The sunrise floods light through my window, coaxing me out of bed. You were my sunlight just months ago.... It feels like decades, time is something I just can't wrap my mind around anymore. I remember the Dark Days when I was too depressed to move. You'd carry me out of bed and lay me in the grass. The sun knocked the wind out of me and bruised me with light. You'd kiss my cheek and sing the songs your mother sang to you as a child. Those were the days your sisters did my chores for me. Those nights your father would read stories to us all as we sat around the fire. I miss your singing most of all.
"How do you know just how to fix all this?"
"Fix all what?" You cocked your head to the side in confusion.
"Me...." My voice trailed off into nowhere.
"Well, I've had a lot of practice! I know what works because I see the storm clouds leave your eyes."
That was the day we talked about running away. "As soon as you're well enough!" You said. Well I'm well enough now, where the hell are you?
I walk to my vanity mirror and examine myself. The storm clouds in my eyes won't ever leave without you here. They're the first thing I see. Big, sad, grey eyes, mine are. I am repulsed by the dark, puffy bags under them. Crying throughout the night will do that, I suppose. The contrast of my skin to my raven hair makes my complexion look ghostly white.
All I really am is a ghost. The ghost of you.
I head upstairs to wash my face in the basin. The splash of water is so cold I gasp, I feel a bit more alive and slightly refreshed. I head to your old room and crack open the big bay window. Fragrant spring air rushes into the house, and I can't help but imagine how you'd beg me to go outside with you on a day like today. The thought makes my eyes swell with tears. I go to your sisters' room and fluff the pillows on their beds, there are no windows to open in this room.
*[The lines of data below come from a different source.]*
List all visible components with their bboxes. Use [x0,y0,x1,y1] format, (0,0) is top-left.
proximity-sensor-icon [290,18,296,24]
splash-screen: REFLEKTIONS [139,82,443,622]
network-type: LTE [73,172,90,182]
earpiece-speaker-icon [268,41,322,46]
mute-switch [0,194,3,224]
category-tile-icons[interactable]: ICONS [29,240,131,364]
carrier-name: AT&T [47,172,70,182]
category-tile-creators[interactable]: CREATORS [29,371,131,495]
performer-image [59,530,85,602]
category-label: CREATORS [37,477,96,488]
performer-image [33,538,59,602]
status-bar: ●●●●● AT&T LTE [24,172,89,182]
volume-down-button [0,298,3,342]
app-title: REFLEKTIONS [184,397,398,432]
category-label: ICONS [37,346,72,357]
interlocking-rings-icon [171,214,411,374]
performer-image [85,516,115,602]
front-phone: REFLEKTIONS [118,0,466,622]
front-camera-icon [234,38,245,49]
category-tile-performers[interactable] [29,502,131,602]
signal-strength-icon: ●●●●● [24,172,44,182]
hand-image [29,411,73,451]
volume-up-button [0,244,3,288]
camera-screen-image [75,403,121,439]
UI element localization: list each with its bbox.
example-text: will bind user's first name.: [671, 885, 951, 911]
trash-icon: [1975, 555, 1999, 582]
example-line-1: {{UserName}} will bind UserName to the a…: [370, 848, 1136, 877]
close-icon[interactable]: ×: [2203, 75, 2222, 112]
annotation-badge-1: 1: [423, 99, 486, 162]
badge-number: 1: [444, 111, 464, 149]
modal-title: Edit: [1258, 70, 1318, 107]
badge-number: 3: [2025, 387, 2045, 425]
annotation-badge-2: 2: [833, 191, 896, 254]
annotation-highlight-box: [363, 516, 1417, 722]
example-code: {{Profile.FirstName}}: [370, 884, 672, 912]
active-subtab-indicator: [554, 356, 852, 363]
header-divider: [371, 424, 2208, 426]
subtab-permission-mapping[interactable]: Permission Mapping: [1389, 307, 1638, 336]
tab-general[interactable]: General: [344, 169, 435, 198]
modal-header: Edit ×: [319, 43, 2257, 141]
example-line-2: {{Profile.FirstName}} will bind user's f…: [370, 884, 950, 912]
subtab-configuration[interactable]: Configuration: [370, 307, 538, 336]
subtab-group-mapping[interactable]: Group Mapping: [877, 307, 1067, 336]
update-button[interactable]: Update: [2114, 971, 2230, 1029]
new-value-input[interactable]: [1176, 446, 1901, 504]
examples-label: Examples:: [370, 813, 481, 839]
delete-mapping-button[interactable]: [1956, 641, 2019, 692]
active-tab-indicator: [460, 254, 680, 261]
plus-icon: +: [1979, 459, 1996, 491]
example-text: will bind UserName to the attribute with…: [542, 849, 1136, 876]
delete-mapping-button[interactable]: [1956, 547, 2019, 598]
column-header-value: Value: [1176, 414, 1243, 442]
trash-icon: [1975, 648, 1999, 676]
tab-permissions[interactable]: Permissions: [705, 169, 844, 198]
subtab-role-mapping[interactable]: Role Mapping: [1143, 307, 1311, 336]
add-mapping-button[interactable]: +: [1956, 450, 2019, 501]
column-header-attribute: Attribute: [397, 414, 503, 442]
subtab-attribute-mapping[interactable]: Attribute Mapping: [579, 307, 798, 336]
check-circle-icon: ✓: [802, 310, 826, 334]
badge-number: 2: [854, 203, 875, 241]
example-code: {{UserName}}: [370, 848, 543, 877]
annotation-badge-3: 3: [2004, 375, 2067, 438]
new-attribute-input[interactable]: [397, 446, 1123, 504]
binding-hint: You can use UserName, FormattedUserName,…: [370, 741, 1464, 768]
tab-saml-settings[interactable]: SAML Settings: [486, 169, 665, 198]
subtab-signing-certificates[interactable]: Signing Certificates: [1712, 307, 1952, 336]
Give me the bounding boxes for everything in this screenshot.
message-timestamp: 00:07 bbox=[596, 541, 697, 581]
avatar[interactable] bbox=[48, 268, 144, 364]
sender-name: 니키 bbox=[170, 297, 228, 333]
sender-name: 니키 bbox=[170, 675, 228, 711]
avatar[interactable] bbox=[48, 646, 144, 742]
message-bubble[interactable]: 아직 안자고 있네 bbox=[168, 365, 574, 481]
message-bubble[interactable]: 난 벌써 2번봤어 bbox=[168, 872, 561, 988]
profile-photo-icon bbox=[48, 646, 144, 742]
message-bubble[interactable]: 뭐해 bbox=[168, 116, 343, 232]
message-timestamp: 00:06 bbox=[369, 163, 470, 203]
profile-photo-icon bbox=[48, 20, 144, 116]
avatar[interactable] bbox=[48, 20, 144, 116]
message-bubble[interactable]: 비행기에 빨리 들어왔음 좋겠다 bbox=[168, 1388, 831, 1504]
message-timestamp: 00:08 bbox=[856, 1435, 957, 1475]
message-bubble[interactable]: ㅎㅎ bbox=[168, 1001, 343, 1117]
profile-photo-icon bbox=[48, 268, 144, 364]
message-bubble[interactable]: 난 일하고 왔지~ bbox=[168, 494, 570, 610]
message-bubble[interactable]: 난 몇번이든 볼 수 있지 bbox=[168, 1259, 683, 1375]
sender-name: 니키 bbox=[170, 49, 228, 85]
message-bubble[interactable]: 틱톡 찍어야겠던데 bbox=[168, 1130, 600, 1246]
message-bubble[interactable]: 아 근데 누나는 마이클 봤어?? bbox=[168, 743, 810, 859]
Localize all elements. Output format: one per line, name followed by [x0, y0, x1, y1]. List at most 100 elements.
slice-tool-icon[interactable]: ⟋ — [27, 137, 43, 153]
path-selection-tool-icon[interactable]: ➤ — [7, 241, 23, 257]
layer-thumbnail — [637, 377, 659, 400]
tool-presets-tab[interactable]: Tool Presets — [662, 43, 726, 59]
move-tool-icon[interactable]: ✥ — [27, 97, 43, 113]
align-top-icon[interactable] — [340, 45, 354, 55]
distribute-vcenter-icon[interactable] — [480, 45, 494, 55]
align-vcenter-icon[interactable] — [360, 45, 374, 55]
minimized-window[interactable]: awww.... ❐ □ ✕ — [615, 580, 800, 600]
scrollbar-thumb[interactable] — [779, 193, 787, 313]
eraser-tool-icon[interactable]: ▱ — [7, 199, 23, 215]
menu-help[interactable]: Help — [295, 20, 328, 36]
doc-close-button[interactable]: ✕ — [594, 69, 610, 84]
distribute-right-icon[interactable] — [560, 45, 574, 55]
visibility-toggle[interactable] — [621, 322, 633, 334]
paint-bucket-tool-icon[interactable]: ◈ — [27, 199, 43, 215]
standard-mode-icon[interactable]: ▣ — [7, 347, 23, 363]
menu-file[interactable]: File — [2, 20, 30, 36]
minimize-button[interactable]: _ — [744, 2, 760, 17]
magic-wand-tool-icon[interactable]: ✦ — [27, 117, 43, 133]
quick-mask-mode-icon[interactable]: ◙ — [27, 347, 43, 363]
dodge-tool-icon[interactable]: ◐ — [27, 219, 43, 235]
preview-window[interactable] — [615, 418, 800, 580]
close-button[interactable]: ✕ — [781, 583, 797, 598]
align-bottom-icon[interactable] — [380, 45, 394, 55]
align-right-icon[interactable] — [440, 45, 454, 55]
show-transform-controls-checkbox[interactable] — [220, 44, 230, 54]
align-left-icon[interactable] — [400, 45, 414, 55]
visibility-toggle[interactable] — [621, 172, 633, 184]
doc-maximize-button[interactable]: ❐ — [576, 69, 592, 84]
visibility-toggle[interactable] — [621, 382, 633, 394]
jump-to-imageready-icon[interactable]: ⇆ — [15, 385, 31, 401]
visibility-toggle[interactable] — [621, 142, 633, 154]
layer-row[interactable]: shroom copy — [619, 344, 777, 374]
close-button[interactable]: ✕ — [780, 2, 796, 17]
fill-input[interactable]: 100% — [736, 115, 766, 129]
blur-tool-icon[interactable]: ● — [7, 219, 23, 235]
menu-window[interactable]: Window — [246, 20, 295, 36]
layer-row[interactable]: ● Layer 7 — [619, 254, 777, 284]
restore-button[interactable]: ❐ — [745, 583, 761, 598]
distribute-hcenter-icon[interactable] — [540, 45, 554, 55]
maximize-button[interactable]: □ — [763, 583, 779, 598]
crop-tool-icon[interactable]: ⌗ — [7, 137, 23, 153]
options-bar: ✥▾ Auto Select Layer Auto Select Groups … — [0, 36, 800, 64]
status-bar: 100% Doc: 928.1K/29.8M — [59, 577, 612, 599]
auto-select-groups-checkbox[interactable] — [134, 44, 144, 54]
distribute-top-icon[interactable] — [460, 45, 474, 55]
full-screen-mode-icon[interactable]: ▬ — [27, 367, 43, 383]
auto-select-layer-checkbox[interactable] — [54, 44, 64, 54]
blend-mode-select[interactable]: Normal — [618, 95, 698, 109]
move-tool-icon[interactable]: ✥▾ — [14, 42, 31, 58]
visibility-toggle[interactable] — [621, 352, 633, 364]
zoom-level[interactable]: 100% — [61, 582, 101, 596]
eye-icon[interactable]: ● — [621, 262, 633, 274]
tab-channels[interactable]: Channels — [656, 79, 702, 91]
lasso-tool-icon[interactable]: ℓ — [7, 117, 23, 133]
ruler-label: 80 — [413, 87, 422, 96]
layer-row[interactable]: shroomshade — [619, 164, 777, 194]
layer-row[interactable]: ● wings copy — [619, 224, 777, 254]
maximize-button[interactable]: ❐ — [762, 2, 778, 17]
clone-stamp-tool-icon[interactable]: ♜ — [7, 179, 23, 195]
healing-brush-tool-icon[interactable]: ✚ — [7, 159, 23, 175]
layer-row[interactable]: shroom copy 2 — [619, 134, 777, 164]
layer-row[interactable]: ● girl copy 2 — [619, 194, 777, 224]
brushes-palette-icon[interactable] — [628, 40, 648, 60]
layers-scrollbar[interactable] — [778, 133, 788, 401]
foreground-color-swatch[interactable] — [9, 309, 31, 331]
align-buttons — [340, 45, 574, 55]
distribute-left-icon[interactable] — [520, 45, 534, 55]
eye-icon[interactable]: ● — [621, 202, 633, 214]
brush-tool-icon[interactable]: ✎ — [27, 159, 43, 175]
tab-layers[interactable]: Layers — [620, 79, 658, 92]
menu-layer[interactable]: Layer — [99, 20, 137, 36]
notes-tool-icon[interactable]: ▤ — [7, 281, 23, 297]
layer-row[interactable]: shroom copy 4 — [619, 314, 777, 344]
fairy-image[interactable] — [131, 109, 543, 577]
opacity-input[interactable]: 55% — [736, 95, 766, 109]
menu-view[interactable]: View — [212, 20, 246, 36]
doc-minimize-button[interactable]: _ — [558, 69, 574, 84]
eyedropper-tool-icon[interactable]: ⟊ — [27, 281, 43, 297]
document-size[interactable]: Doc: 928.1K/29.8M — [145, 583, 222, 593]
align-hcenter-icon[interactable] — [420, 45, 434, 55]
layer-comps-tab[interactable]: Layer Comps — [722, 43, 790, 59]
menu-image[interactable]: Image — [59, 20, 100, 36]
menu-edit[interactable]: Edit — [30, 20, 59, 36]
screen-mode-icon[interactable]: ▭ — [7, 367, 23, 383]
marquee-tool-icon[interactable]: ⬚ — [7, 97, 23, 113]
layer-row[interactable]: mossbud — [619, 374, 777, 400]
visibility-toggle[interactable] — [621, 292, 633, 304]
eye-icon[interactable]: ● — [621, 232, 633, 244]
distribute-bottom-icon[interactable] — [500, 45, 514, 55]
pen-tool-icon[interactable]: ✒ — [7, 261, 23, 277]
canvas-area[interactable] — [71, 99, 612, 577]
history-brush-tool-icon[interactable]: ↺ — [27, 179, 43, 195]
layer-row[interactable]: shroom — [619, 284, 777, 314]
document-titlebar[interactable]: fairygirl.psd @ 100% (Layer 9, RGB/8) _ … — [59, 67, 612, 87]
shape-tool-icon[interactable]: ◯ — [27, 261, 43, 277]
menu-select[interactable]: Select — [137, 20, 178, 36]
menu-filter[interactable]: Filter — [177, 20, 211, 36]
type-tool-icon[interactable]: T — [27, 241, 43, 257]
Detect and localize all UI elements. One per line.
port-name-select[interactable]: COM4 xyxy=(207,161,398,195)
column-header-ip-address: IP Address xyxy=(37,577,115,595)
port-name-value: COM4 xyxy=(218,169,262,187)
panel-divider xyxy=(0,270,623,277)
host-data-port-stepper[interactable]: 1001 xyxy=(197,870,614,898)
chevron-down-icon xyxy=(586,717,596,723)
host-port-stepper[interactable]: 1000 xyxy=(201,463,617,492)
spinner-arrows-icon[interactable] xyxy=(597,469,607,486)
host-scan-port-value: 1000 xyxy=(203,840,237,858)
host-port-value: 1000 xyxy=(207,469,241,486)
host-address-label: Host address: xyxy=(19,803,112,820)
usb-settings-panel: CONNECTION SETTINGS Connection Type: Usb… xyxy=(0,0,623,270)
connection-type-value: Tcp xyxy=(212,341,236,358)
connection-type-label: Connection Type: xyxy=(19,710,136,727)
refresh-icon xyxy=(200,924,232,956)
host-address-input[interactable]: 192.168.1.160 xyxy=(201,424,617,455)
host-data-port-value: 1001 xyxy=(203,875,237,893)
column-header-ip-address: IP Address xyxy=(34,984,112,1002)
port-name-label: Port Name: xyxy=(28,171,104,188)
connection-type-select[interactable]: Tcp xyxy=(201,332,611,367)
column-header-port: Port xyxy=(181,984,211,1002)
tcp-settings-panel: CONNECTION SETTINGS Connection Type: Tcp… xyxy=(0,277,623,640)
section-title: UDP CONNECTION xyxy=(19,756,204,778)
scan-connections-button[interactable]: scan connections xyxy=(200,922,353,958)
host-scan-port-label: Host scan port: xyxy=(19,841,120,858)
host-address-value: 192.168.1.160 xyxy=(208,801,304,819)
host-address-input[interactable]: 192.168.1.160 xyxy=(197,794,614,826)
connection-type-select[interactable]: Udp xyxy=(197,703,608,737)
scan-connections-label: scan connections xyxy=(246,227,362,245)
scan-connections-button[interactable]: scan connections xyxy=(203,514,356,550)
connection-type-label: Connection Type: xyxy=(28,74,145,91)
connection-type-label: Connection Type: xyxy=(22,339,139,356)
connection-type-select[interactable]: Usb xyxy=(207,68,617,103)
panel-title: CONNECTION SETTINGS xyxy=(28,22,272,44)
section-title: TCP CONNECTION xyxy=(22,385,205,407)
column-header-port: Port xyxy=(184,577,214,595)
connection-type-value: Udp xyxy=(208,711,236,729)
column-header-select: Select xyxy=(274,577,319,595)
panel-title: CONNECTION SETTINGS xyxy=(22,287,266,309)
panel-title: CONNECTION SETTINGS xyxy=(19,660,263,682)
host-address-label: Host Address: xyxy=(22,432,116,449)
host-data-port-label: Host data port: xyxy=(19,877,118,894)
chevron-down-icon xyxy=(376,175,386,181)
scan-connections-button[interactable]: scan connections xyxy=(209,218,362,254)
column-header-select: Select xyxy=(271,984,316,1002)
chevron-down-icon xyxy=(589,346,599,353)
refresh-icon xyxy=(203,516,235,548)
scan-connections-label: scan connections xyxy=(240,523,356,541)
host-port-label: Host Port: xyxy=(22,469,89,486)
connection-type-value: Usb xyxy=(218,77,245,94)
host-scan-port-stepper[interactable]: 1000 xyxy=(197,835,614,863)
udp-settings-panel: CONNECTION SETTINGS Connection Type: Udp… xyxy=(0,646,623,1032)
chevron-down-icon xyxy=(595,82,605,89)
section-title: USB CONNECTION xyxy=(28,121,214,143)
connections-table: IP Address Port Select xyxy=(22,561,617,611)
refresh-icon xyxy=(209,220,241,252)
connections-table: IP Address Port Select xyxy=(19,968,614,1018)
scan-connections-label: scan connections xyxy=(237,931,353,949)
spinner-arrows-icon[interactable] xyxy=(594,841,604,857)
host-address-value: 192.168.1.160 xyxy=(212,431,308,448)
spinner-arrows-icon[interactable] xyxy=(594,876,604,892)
Just two, twin beds with matching, flowery bedsheets and the fluffiest pillows I've ever seen. I slowly make my way to your parents' room, turning the knob gently and silently as if trying not to wake a sleeping child. What a wonderful room it is. I spend the majority of my time here, looking through old photographs of you and your family. I try to imagine your family alive in this house. Your sisters painting and practicing piano, your mother in the kitchen, your father coming home from his work at the hospital, and you reading a book right under that bay window. It's hard to imagine since I didn't grow up with you in this house. I grew up in your city house. This is the safe place I was told to run to. I've been living here alone for a month or so now.
My favorite photographs are the ones of your mother. She is so beautiful, frozen in time with the most loving smile on her face. I wish I had gotten to meet her, I was just a baby when she died. I was still living with a family of my own. I know more about your mother than I do about my family, I remember all the stories you used to tell about her. How you could remember so much about her from such a young age is beyond my comprehension. I wish I remembered a thing about my family, but I was still an infant when The Illness took claim on them. Just as it did your mother. After she passed is when your father took you and your sisters to the city to further his studies in medicine; to seek vengeance for the killer of his wife. Your father, the doctor, was quite a renowned man in the city. My parents came to him when The Illness started to plague them, but it was too late, no hope was left. They passed away within days of infection, but my tiny life was still fighting. I was the last in the city still carrying The Illness. Your father was determined that I should live. He took me in as his own child and watched over me day and night, always injecting me with new pathogens and spoonfeeding me herbal medicines. You and your sisters would peer over my crib as I slept.
It is a wonder to me that you and your sisters loved me above all else, knowing I was your father's favorite. I was his miracle. I was his revenge against The Illness. Still, all my life you treated me as a treasured guest at your city house.
We were a happy clan until the Dark Days.